Listening to Richard Downes question Richard Bruton on Morning Ireland earlier today (“The ECB are funding NAMA at a rate of 1.5%”) I am now convinced that very few of even our smartest journalists understand the basic mechanics of how the funding of NAMA will operate or where the ECB fits in. So here goes.
In exchange for property-related loans, the Irish government will print off €X billion in bonds backed by the taxpayer and give them to the banks. It appears that these bonds will differ in yield and maturity from other Irish government bonds. We are being told that the bonds will pay a floating rate linked to one of the Euribor rates for wholesale interbank lending (there’s a bunch of them corresponding to different maturities. See here.) Some people seem to believe that these assets will somehow be “backed” by the property assets acquired by the government and that their value may fluctuate based on how these assets perform. I don’t know why these people think this. They will be government bonds backed by taxes levied on you and me.
A figure of 1.5% has been repeatedly mentioned as the initial floating rate on the bonds paid to the banks but, as far as I know, no formula has been provided to justify this figure. The main point to understand here though is this: The 1.5% is an interest rate the Irish government is paying to the banks. It has nothing to do with the ECB.
What happens next to the bonds? Many people start talking about the ECB at this point. However, that’s getting a bit ahead of things. Alan Ahearne’s column on Saturday stated
Nama will pay the banks for the loans using bonds issued by the Government. These bonds can be exchanged for cash on international markets and at the European Central Bank.
I’ll get to the ECB in a second. However, what’s more important is that Ahearne is telling us that the NAMA bonds can be sold on the open market and don’t have to be held to maturity by the banks.
This has very substantial implications for how the Irish state is going to funds itself over the coming years. NAMA bonds being tradable will in effect make the Irish banks competitors for the issuance of Irish sovereign debt with the NTMA. Indeed, it may be necessary for the banks and the NTMA to co-ordinate sales of NAMA bonds on the secondary market with issuance of new bonds by the NTMA.
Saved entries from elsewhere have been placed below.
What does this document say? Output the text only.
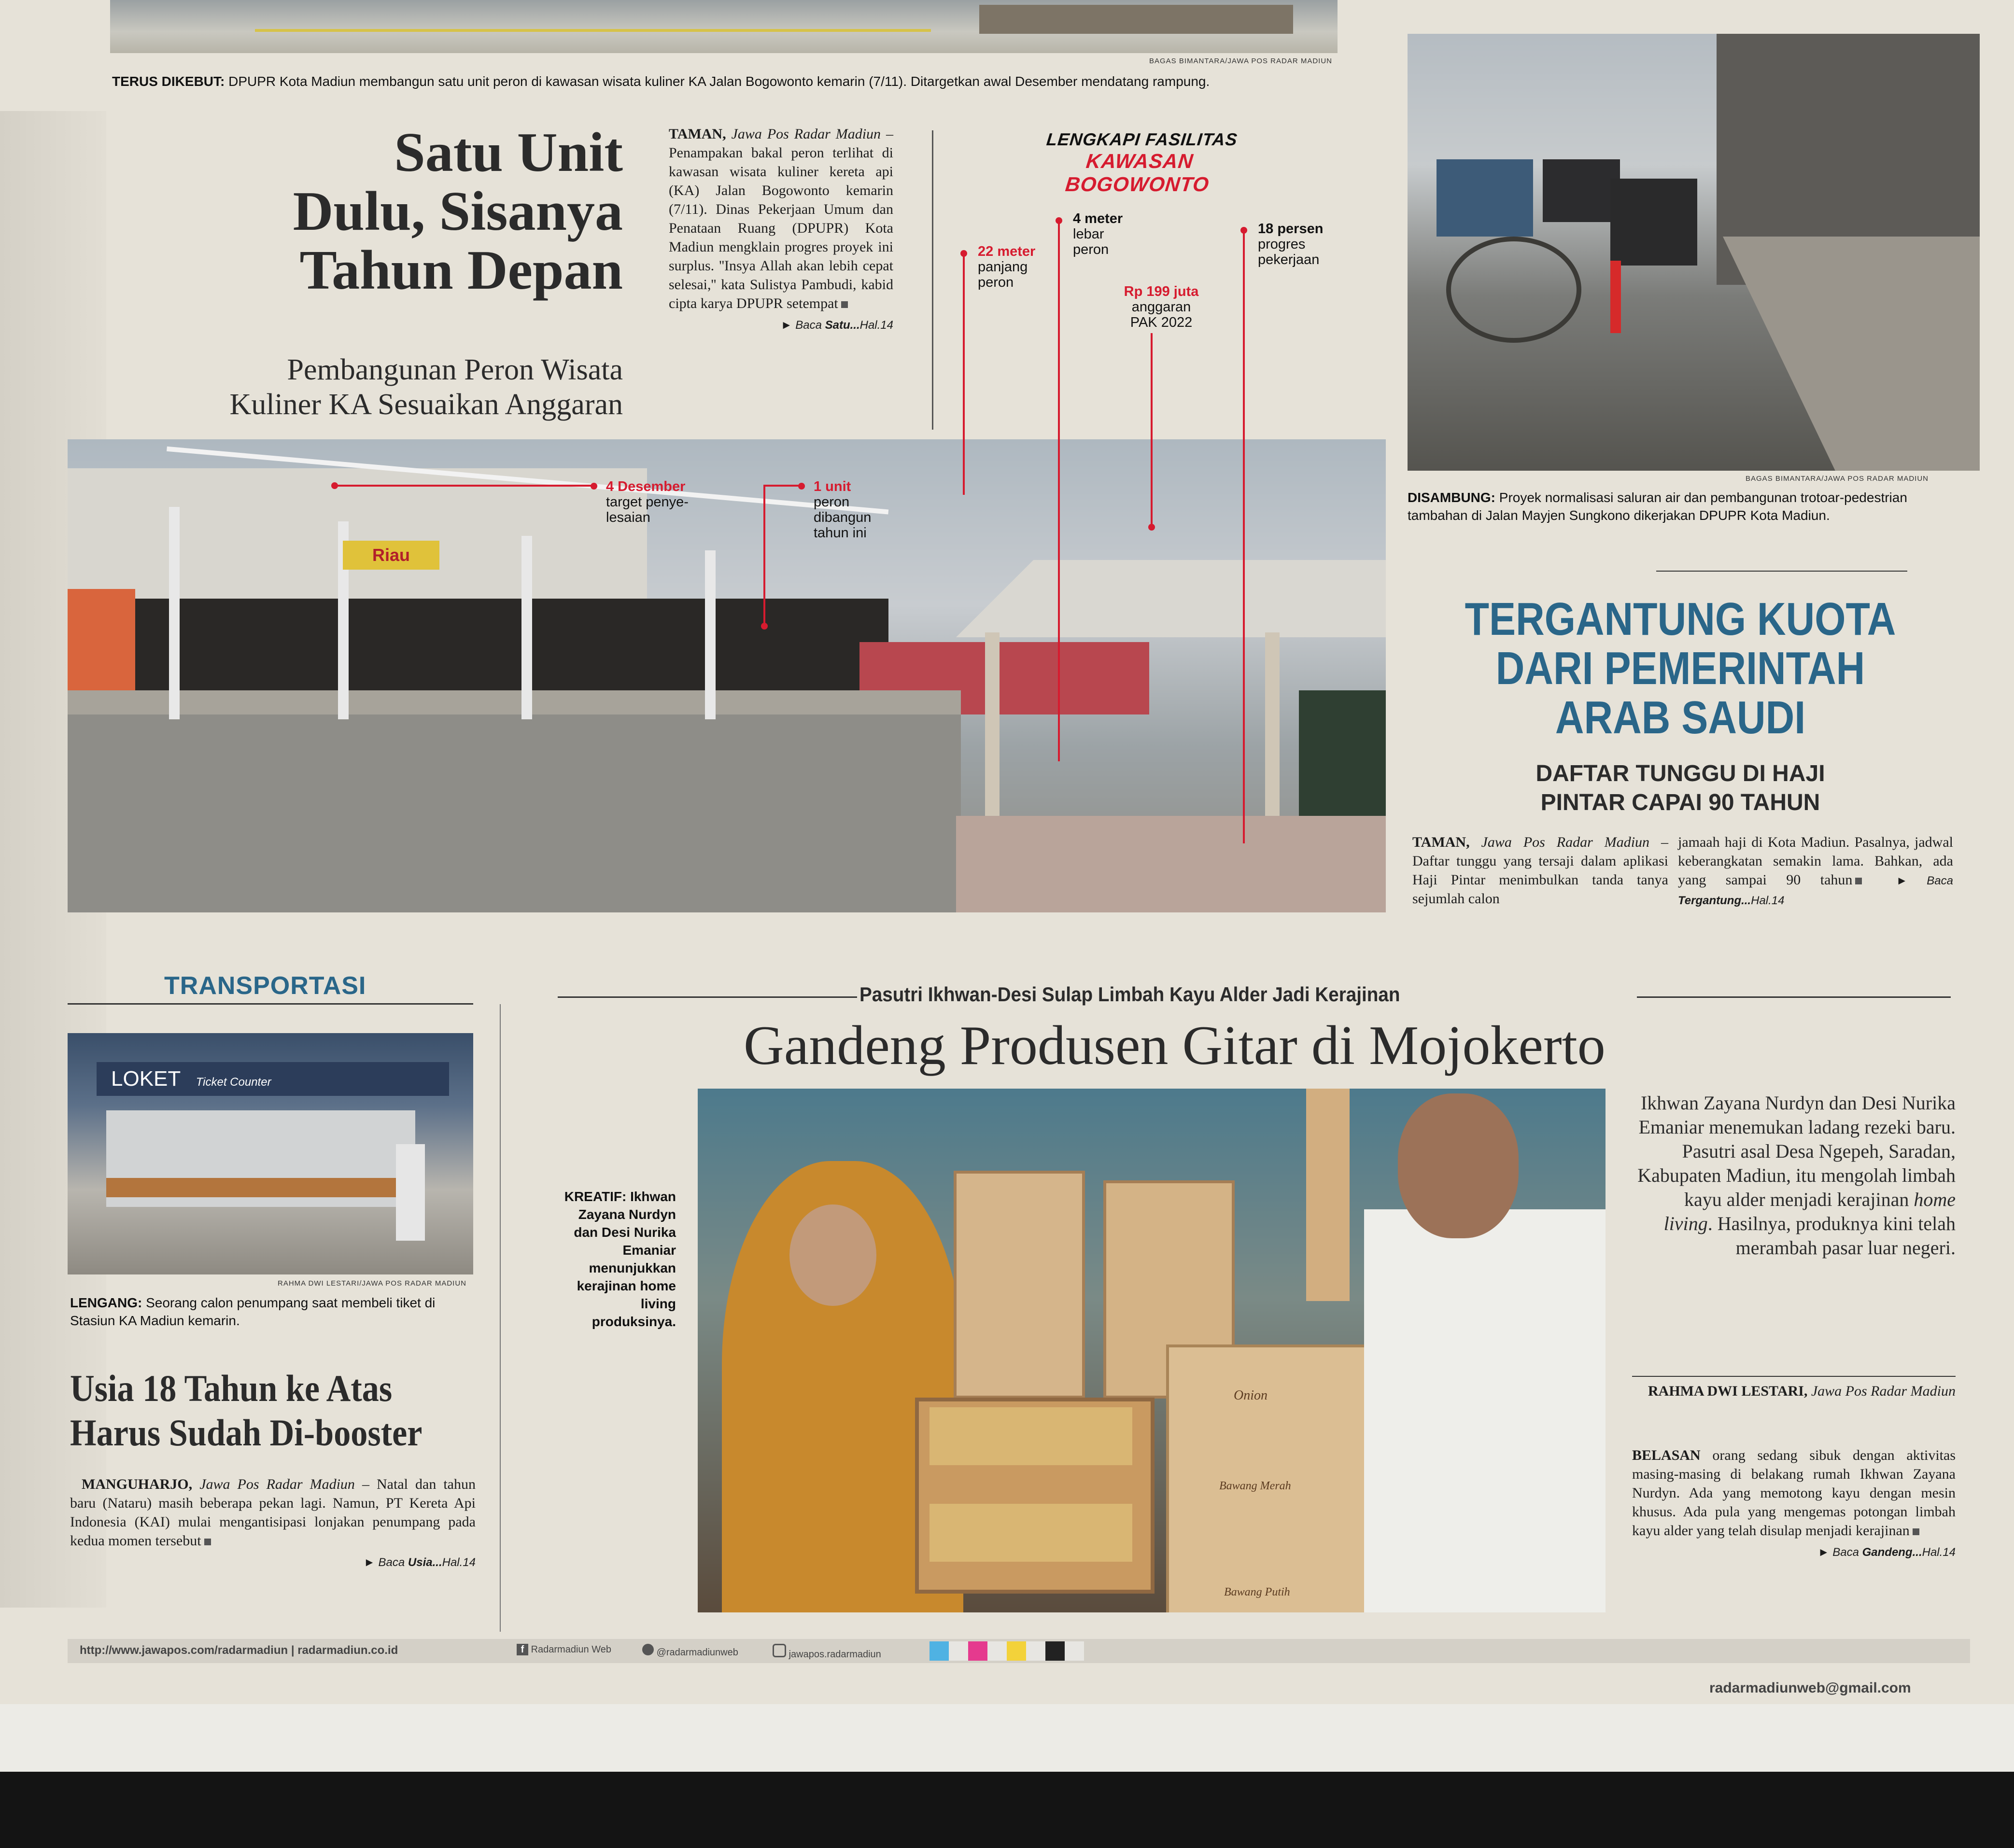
BAGAS BIMANTARA/JAWA POS RADAR MADIUN
TERUS DIKEBUT: DPUPR Kota Madiun membangun satu unit peron di kawasan wisata kuliner KA Jalan Bogowonto kemarin (7/11). Ditargetkan awal Desember mendatang rampung.
Satu Unit
Dulu, Sisanya
Tahun Depan
Pembangunan Peron Wisata
Kuliner KA Sesuaikan Anggaran
TAMAN, Jawa Pos Radar Madiun – Penampakan bakal peron terlihat di kawasan wisata kuliner kereta api (KA) Jalan Bogowonto kemarin (7/11). Dinas Pekerjaan Umum dan Penataan Ruang (DPUPR) Kota Madiun mengklain progres proyek ini surplus. ''Insya Allah akan lebih cepat selesai,'' kata Sulistya Pambudi, kabid cipta karya DPUPR setempat
► Baca Satu...Hal.14
Riau
LENGKAPI FASILITAS
KAWASAN BOGOWONTO
22 meter
panjang
peron
4 meter
lebar
peron
18 persen
progres
pekerjaan
Rp 199 juta
anggaran
PAK 2022
4 Desember
target penye-
lesaian
1 unit
peron
dibangun
tahun ini
BAGAS BIMANTARA/JAWA POS RADAR MADIUN
DISAMBUNG: Proyek normalisasi saluran air dan pembangunan trotoar-pedestrian tambahan di Jalan Mayjen Sungkono dikerjakan DPUPR Kota Madiun.
TERGANTUNG KUOTA
DARI PEMERINTAH
ARAB SAUDI
DAFTAR TUNGGU DI HAJI
PINTAR CAPAI 90 TAHUN
TAMAN, Jawa Pos Radar Madiun – Daftar tunggu yang tersaji dalam aplikasi Haji Pintar menimbulkan tanda tanya sejumlah calon
jamaah haji di Kota Madiun. Pasalnya, jadwal keberangkatan semakin lama. Bahkan, ada yang sampai 90 tahun	► Baca Tergantung...Hal.14
TRANSPORTASI
LOKET Ticket Counter
RAHMA DWI LESTARI/JAWA POS RADAR MADIUN
LENGANG: Seorang calon penumpang saat membeli tiket di Stasiun KA Madiun kemarin.
Usia 18 Tahun ke Atas
Harus Sudah Di-booster
MANGUHARJO, Jawa Pos Radar Madiun – Natal dan tahun baru (Nataru) masih beberapa pekan lagi. Namun, PT Kereta Api Indonesia (KAI) mulai mengantisipasi lonjakan penumpang pada kedua momen tersebut
► Baca Usia...Hal.14
Pasutri Ikhwan-Desi Sulap Limbah Kayu Alder Jadi Kerajinan
Gandeng Produsen Gitar di Mojokerto
KREATIF: Ikhwan Zayana Nurdyn dan Desi Nurika Emaniar menunjukkan kerajinan home living produksinya.
Onion
Bawang Merah
Bawang Putih
Ikhwan Zayana Nurdyn dan Desi Nurika Emaniar menemukan ladang rezeki baru. Pasutri asal Desa Ngepeh, Saradan, Kabupaten Madiun, itu mengolah limbah kayu alder menjadi kerajinan home living. Hasilnya, produknya kini telah merambah pasar luar negeri.
RAHMA DWI LESTARI, Jawa Pos Radar Madiun
BELASAN orang sedang sibuk dengan aktivitas masing-masing di belakang rumah Ikhwan Zayana Nurdyn. Ada yang memotong kayu dengan mesin khusus. Ada pula yang mengemas potongan limbah kayu alder yang telah disulap menjadi kerajinan
► Baca Gandeng...Hal.14
http://www.jawapos.com/radarmadiun | radarmadiun.co.id	f Radarmadiun Web	@radarmadiunweb	jawapos.radarmadiun
radarmadiunweb@gmail.com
Of course, this raises the question of why cash-strapped banks wouldn’t just go straight to the open market with the €X billion of Irish bonds and sell them straight away. After all, according to those who propose the NAMA approach, the government will have also bought assets that will turn out to also be worth €X billion, so its net solvency shouldn’t be affected and markets should be no less willing to buy Irish government bonds.
That’s the theory anyway. In practice, I suspect the markets will have grave doubts about whether NAMA will break even. More importantly X is going to be a big number and there is simply not likely to be a market for that large a quantity of Irish government bonds all to be sold off at once.
Now, and only now, does the ECB come in to the picture. Knowing that there will only be a limited market for the NAMA bonds on the open market, it appears that the government and the banks have made something of a gentleman’s agreement not to sell many (any?) of the bonds at first. Instead, the banks can go to the ECB and look for loans. The ECB requires that a bank have eligible collateral to secure its loans. Dodgy developer loans are not on the ECB’s list of eligible collateral; government bonds are.
So, NAMA allows the banks access to a new source of liquid funds (it appears they are either at or close to their limit in terms of eligible collateral). The interest rate on the loans from the ECB will be at the main refinancing rate. This is currently 1% but it will rise at some point. Note that contrary to what is commonly stated, the ECB will not be buying these bonds—they are forbidden from buying government bonds of member states—they are only requiring that the bonds be available as eligible collateral.
But for how long will this process of large-scale ECB collateralised borrowing go on? Even before the banks receive the NAMA bonds, they have become highly dependent on the ECB, taking about 15 percent of the total liquidity handed out in recent ECB operations. The ECB is currently running unlimited liquidity operations so that any bank with the eligible collateral can get a loan. However, it will at some point return to its usual practice of issuing a fixed amount of liquidity, rationing it off via an auction. One would wonder at that point whether the Irish banks would start selling off the NAMA bonds gradually over time.
For all the information that has been released along with the detailed legislation, I find it strange that none of the issues mentioned here (maturity of bonds, formula to determine interest rates, marketability of NAMA bonds, implications for NTMA issuance, plans for weaning off reliance on ECB operations) have been discussed publicly in any detailed way by the Department of Finance.